Когда мальчик через несколько минут вернулся, старик сидел прямо на грязных ступеньках маленького фотоателье спиной к нему.
«Вы не ошиблись — действительно, только первый, вот без сдачи».
«Первый? — переспросил Савицкий. — Это очень нехорошо — смотреть из первого ряда. А может быть, не стоит, а? Пусть он живет, как хочет, в конце концов, не стоит, а?»
«Вы передумали идти?»
«А тебе хочется?»
«Честно говоря, настроился».
«Тогда, — старик стоял в профиль, и свет, перебежавший с театральной стороны улицы на эту, неосвещенную, превращал его в оперного персонажа, — тогда я не стану мучить тебя. Пусть это будет продолжением нашего разговора о Камерном. Вперед, мальчик!»
А дальше… Куза мог поклясться, что полная билетерша забеспокоилась, увидев золотобородого, но тот действовал с такой вдохновенной настойчивостью, так крепко держал перед собой за плечи мальчика и билеты не дал, а буквально всадил в руки билетерши, придерживая вторую половину, да так, что она, подчинившись, надорвала, отпустила…
И уже после Куза заметил, как она, размахивая руками, подозвала кого-то, оставила вместо себя, побежала и скрылась за кожаной дверью.
«Не шевелись, — шепнул старик, когда они очутились за колонной. — Не надо прятаться, стой неподвижно, и никто тебя не заметит».
Куза совсем ничего не понимал, но эта игра ему понравилась. Он чувствовал, как старику весело.
«Сейчас этот раб пробежит мимо, видишь, с черным лицом? Нет, он не африканец, он — администратор. Неужели и в туалете будут искать?»
Крошечный человечек с круглым лицом, как бы покрытым ваксой, действительно впорхнул в туалет и, скривившись, вылетел, чтобы искать их дальше. Потом вернулся, а когда остановился, взмыленный, рядом с ними, Кузу поразило, что пахнет от него не потом, а каким-то чудесным детским мылом.
«Молодец, старается, — тихо засмеялся старик. — Сейчас предупредит всех дежурных по залу».
Так оно и случилось — Африканец перебегал от двери к двери, всем женщинам что-то нащебетывая.

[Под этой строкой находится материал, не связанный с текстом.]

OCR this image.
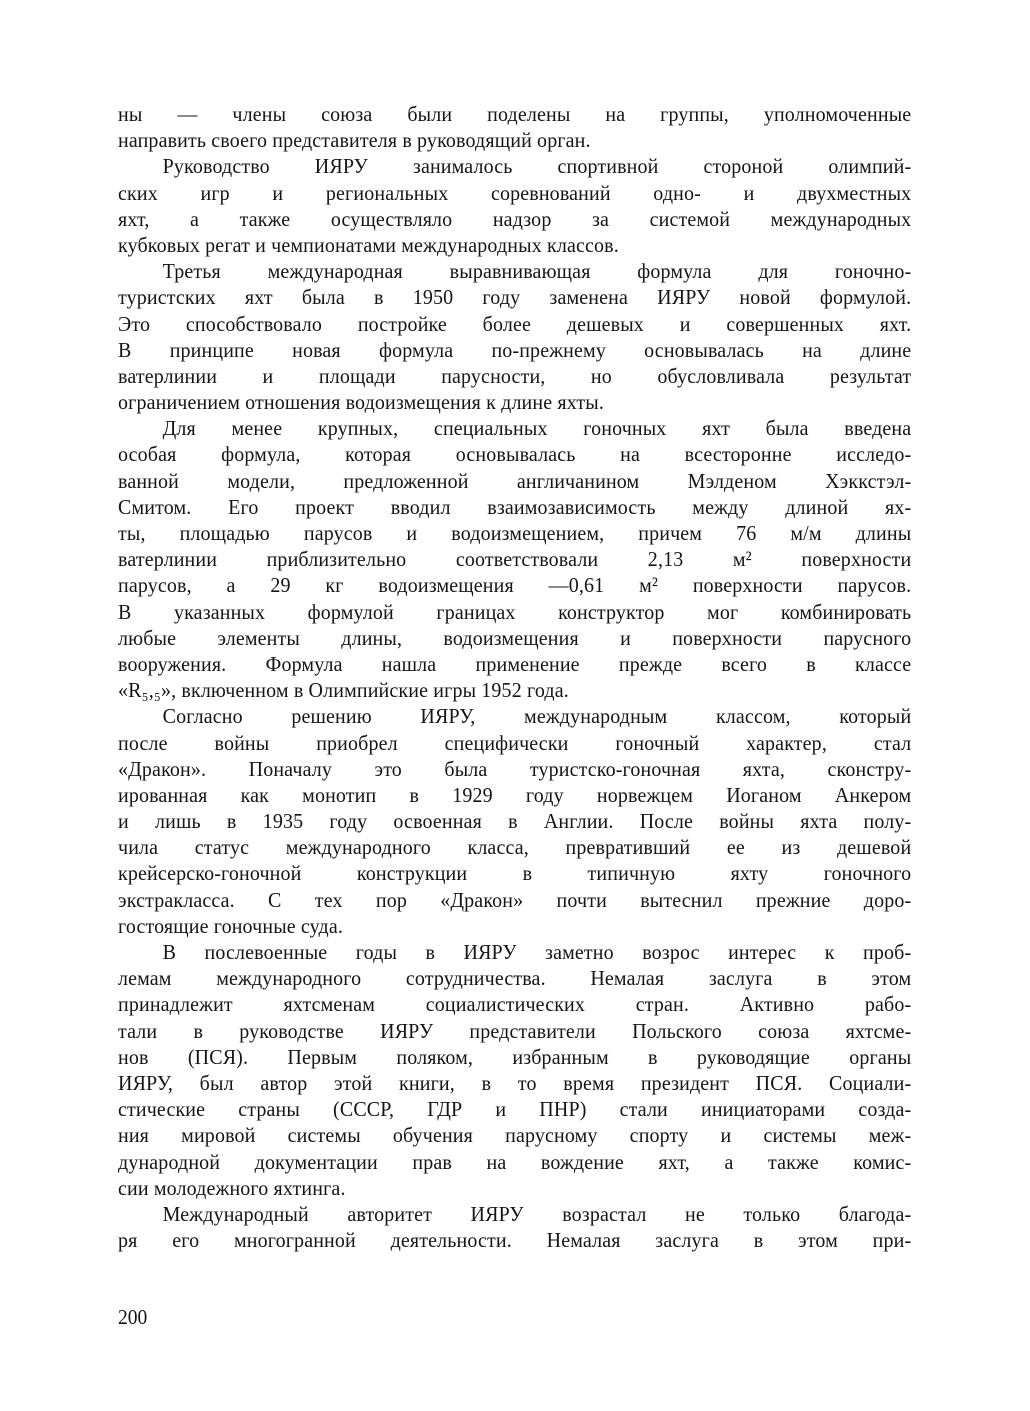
ны — члены союза были поделены на группы, уполномоченные
направить своего представителя в руководящий орган.
Руководство ИЯРУ занималось спортивной стороной олимпий-
ских игр и региональных соревнований одно- и двухместных
яхт, а также осуществляло надзор за системой международных
кубковых регат и чемпионатами международных классов.
Третья международная выравнивающая формула для гоночно-
туристских яхт была в 1950 году заменена ИЯРУ новой формулой.
Это способствовало постройке более дешевых и совершенных яхт.
В принципе новая формула по-прежнему основывалась на длине
ватерлинии и площади парусности, но обусловливала результат
ограничением отношения водоизмещения к длине яхты.
Для менее крупных, специальных гоночных яхт была введена
особая формула, которая основывалась на всесторонне исследо-
ванной модели, предложенной англичанином Мэлденом Хэккстэл-
Смитом. Его проект вводил взаимозависимость между длиной ях-
ты, площадью парусов и водоизмещением, причем 76 м/м длины
ватерлинии приблизительно соответствовали 2,13 м² поверхности
парусов, а 29 кг водоизмещения —0,61 м² поверхности парусов.
В указанных формулой границах конструктор мог комбинировать
любые элементы длины, водоизмещения и поверхности парусного
вооружения. Формула нашла применение прежде всего в классе
«R₅,₅», включенном в Олимпийские игры 1952 года.
Согласно решению ИЯРУ, международным классом, который
после войны приобрел специфически гоночный характер, стал
«Дракон». Поначалу это была туристско-гоночная яхта, сконстру-
ированная как монотип в 1929 году норвежцем Иоганом Анкером
и лишь в 1935 году освоенная в Англии. После войны яхта полу-
чила статус международного класса, превративший ее из дешевой
крейсерско-гоночной конструкции в типичную яхту гоночного
экстракласса. С тех пор «Дракон» почти вытеснил прежние доро-
гостоящие гоночные суда.
В послевоенные годы в ИЯРУ заметно возрос интерес к проб-
лемам международного сотрудничества. Немалая заслуга в этом
принадлежит яхтсменам социалистических стран. Активно рабо-
тали в руководстве ИЯРУ представители Польского союза яхтсме-
нов (ПСЯ). Первым поляком, избранным в руководящие органы
ИЯРУ, был автор этой книги, в то время президент ПСЯ. Социали-
стические страны (СССР, ГДР и ПНР) стали инициаторами созда-
ния мировой системы обучения парусному спорту и системы меж-
дународной документации прав на вождение яхт, а также комис-
сии молодежного яхтинга.
Международный авторитет ИЯРУ возрастал не только благода-
ря его многогранной деятельности. Немалая заслуга в этом при-
200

Когда раздался третий звонок и в фойе стало сумрачно, так как самое интересное переместилось в зал, старик взял мальчика и уверенно зашагал к средней двери справа, уже полуприкрытой. Навстречу ему выскочила женщина.
Та же униформа, что у остальных, те же пуговицы, но с таким расстроенным человеческим лицом, которое делало ее абсолютно беззащитной.

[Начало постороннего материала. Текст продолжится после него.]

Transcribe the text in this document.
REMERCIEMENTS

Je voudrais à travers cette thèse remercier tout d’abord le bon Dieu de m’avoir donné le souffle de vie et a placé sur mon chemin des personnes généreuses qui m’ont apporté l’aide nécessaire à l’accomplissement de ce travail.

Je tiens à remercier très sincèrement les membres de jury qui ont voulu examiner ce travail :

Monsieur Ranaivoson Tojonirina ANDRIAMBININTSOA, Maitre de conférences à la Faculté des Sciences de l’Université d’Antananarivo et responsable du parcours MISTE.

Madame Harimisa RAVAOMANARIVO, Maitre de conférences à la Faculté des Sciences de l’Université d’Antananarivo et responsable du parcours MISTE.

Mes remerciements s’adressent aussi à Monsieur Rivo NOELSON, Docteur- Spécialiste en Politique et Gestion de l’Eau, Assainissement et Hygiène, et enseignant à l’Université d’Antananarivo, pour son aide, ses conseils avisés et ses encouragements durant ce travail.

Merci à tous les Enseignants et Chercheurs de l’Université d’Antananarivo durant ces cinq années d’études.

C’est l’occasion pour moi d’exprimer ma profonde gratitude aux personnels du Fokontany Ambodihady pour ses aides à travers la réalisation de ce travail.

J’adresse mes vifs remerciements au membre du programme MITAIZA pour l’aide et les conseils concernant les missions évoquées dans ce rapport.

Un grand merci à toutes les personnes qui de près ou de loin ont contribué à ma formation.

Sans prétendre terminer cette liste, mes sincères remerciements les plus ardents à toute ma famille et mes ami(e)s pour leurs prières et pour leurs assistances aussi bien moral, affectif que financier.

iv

«Да, Валечка, это я», — старик пожал суконный локоть женщины.
«Михаил Леонидович, нельзя».
«Валечка…»
«Михаил Леонидович! Не велели!»
«Всё знаю, Валечка. Но я не один». — И старик кивнул на Кузу.
«Мальчика я посажу, Михаил Леонидович».
«Дорогая моя, да разве я зверь — оставлять ребенка здесь одного?»
«Ой, Михаил Леонидович!»
«Ладно, дружок, ладно».
И под звуки увертюры, освещенные светом из лож, они проследовали на виду у всех в центр первого ряда. Потом старик оглянулся.

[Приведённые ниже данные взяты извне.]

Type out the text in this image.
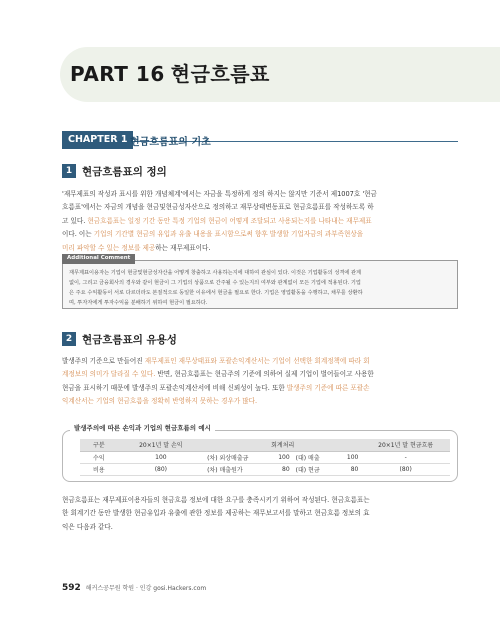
PART 16 현금흐름표
CHAPTER 1 현금흐름표의 기초
1 현금흐름표의 정의
'재무제표의 작성과 표시를 위한 개념체계'에서는 자금을 특정하게 정의 하지는 않지만 기준서 제1007호 '현금
흐름표'에서는 자금의 개념을 현금및현금성자산으로 정의하고 재무상태변동표로 현금흐름표를 작성하도록 하
고 있다. 현금흐름표는 일정 기간 동안 특정 기업의 현금이 어떻게 조달되고 사용되는지를 나타내는 재무제표
이다. 이는 기업의 기간별 현금의 유입과 유출 내용을 표시함으로써 향후 발생할 기업자금의 과부족현상을
미리 파악할 수 있는 정보를 제공하는 재무제표이다.
Additional Comment
재무제표이용자는 기업이 현금및현금성자산을 어떻게 창출하고 사용하는지에 대하여 관심이 있다. 이것은 기업활동의 성격에 관계
없이, 그리고 금융회사의 경우와 같이 현금이 그 기업의 상품으로 간주될 수 있는지의 여부와 관계없이 모든 기업에 적용된다. 기업
은 주요 수익활동이 서로 다르더라도 본질적으로 동일한 이유에서 현금을 필요로 한다. 기업은 영업활동을 수행하고, 채무를 상환하
며, 투자자에게 투자수익을 분배하기 위하여 현금이 필요하다.
2 현금흐름표의 유용성
발생주의 기준으로 만들어진 재무제표인 재무상태표와 포괄손익계산서는 기업이 선택한 회계정책에 따라 회
계정보의 의미가 달라질 수 있다. 반면, 현금흐름표는 현금주의 기준에 의하여 실제 기업이 벌어들이고 사용한
현금을 표시하기 때문에 발생주의 포괄손익계산서에 비해 신뢰성이 높다. 또한 발생주의 기준에 따른 포괄손
익계산서는 기업의 현금흐름을 정확히 반영하지 못하는 경우가 많다.
발생주의에 따른 손익과 기업의 현금흐름의 예시
구분	20×1년 말 손익	회계처리				20×1년 말 현금흐름
수익	100	(차) 외상매출금	100	(대) 매출	100	-
비용	(80)	(차) 매출원가	80	(대) 현금	80	(80)
현금흐름표는 재무제표이용자들의 현금흐름 정보에 대한 요구를 충족시키기 위하여 작성된다. 현금흐름표는
한 회계기간 동안 발생한 현금유입과 유출에 관한 정보를 제공하는 재무보고서를 말하고 현금흐름 정보의 효
익은 다음과 같다.
592 해커스공무원 학원 · 인강 gosi.Hackers.com
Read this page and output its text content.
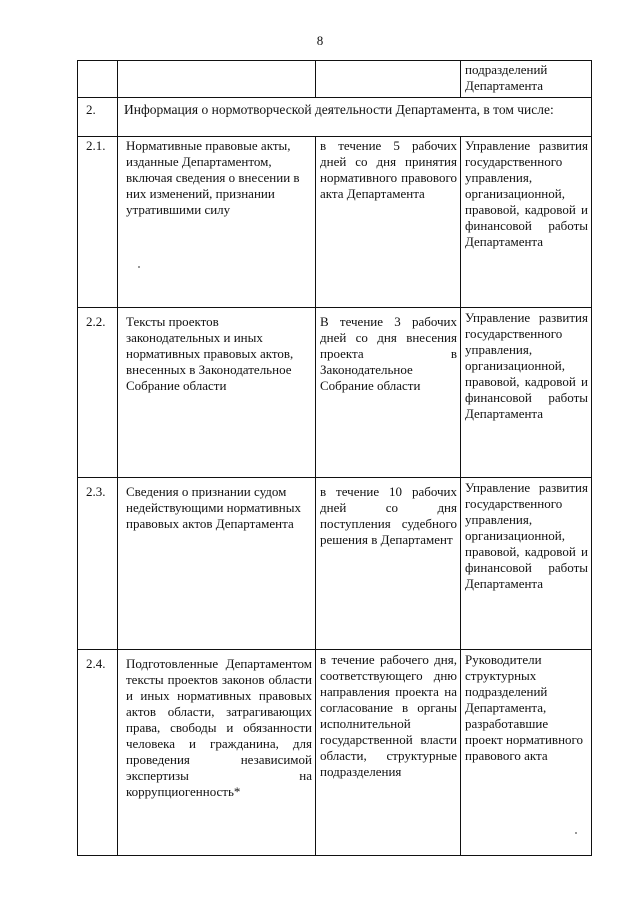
8
			подразделений Департамента
2.	Информация о нормотворческой деятельности Департамента, в том числе:		
2.1.	Нормативные правовые акты, изданные Департаментом, включая сведения о внесении в них изменений, признании утратившими силу	в течение 5 рабочих дней со дня принятия нормативного правового акта Департамента	Управление развития государственного управления, организационной, правовой, кадровой и финансовой работы Департамента
2.2.	Тексты проектов законодательных и иных нормативных правовых актов, внесенных в Законодательное Собрание области	В течение 3 рабочих дней со дня внесения проекта в Законодательное Собрание области	Управление развития государственного управления, организационной, правовой, кадровой и финансовой работы Департамента
2.3.	Сведения о признании судом недействующими нормативных правовых актов Департамента	в течение 10 рабочих дней со дня поступления судебного решения в Департамент	Управление развития государственного управления, организационной, правовой, кадровой и финансовой работы Департамента
2.4.	Подготовленные Департаментом тексты проектов законов области и иных нормативных правовых актов области, затрагивающих права, свободы и обязанности человека и гражданина, для проведения независимой экспертизы на коррупциогенность*	в течение рабочего дня, соответствующего дню направления проекта на согласование в органы исполнительной государственной власти области, структурные подразделения	Руководители структурных подразделений Департамента, разработавшие проект нормативного правового акта
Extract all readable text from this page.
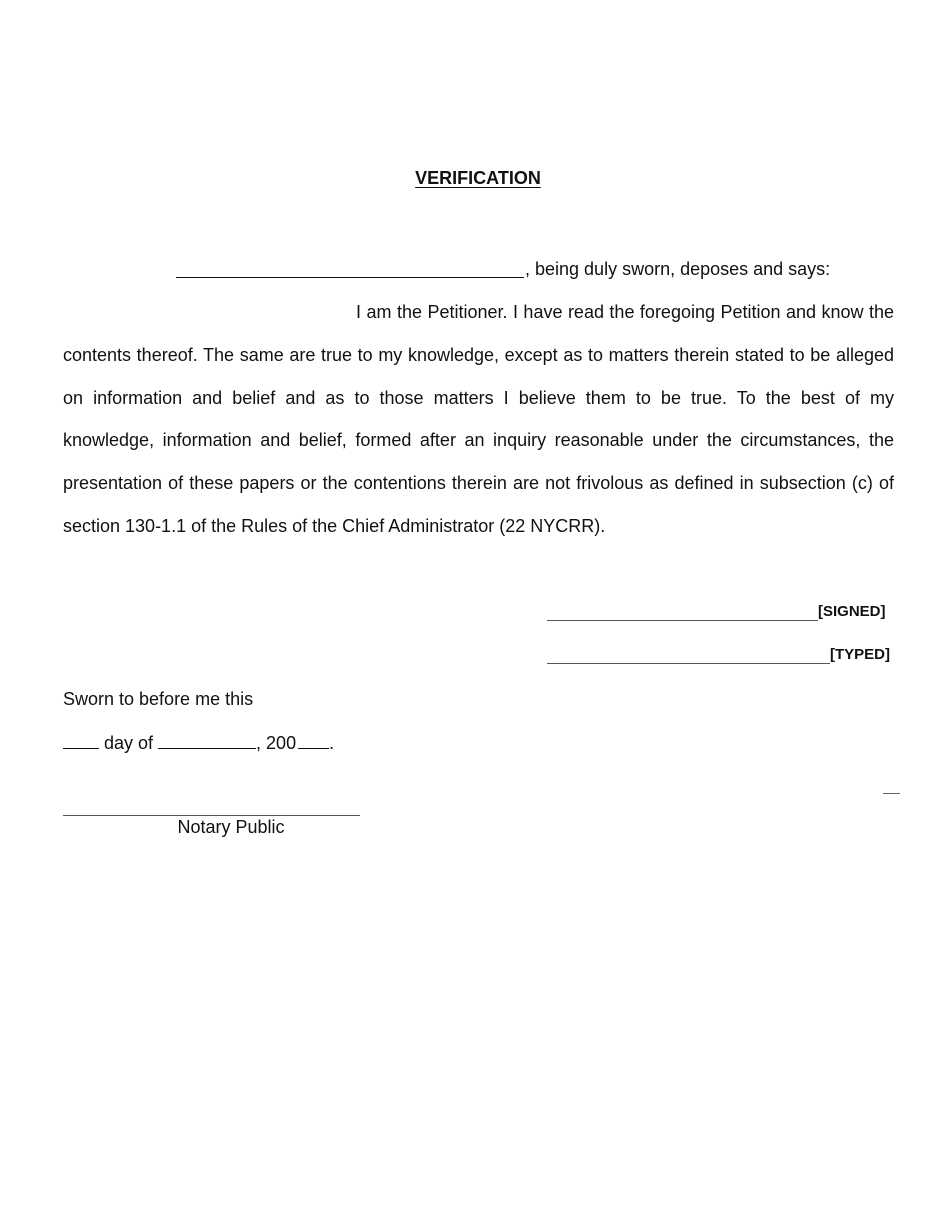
VERIFICATION
, being duly sworn, deposes and says:

I am the Petitioner. I have read the foregoing Petition and know the contents thereof. The same are true to my knowledge, except as to matters therein stated to be alleged on information and belief and as to those matters I believe them to be true. To the best of my knowledge, information and belief, formed after an inquiry reasonable under the circumstances, the presentation of these papers or the contentions therein are not frivolous as defined in subsection (c) of section 130-1.1 of the Rules of the Chief Administrator (22 NYCRR).

[SIGNED]
[TYPED]
Sworn to before me this
day of	, 200 .
Notary Public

«Посмотри, почти полный зал. Какой ужас!» — сказал он.
И начался «Гамлет». Как и все немногие «Гамлеты» Витиной жизни, да и любой другой, начался в темноте, изредка поблескивая тут и там вкрапленным металлом, и, как обычно, люди выясняли отношения в Эльсиноре, люди торопились к развязке, но впервые рядом с таким соседом разделил мальчик тревогу происходящего.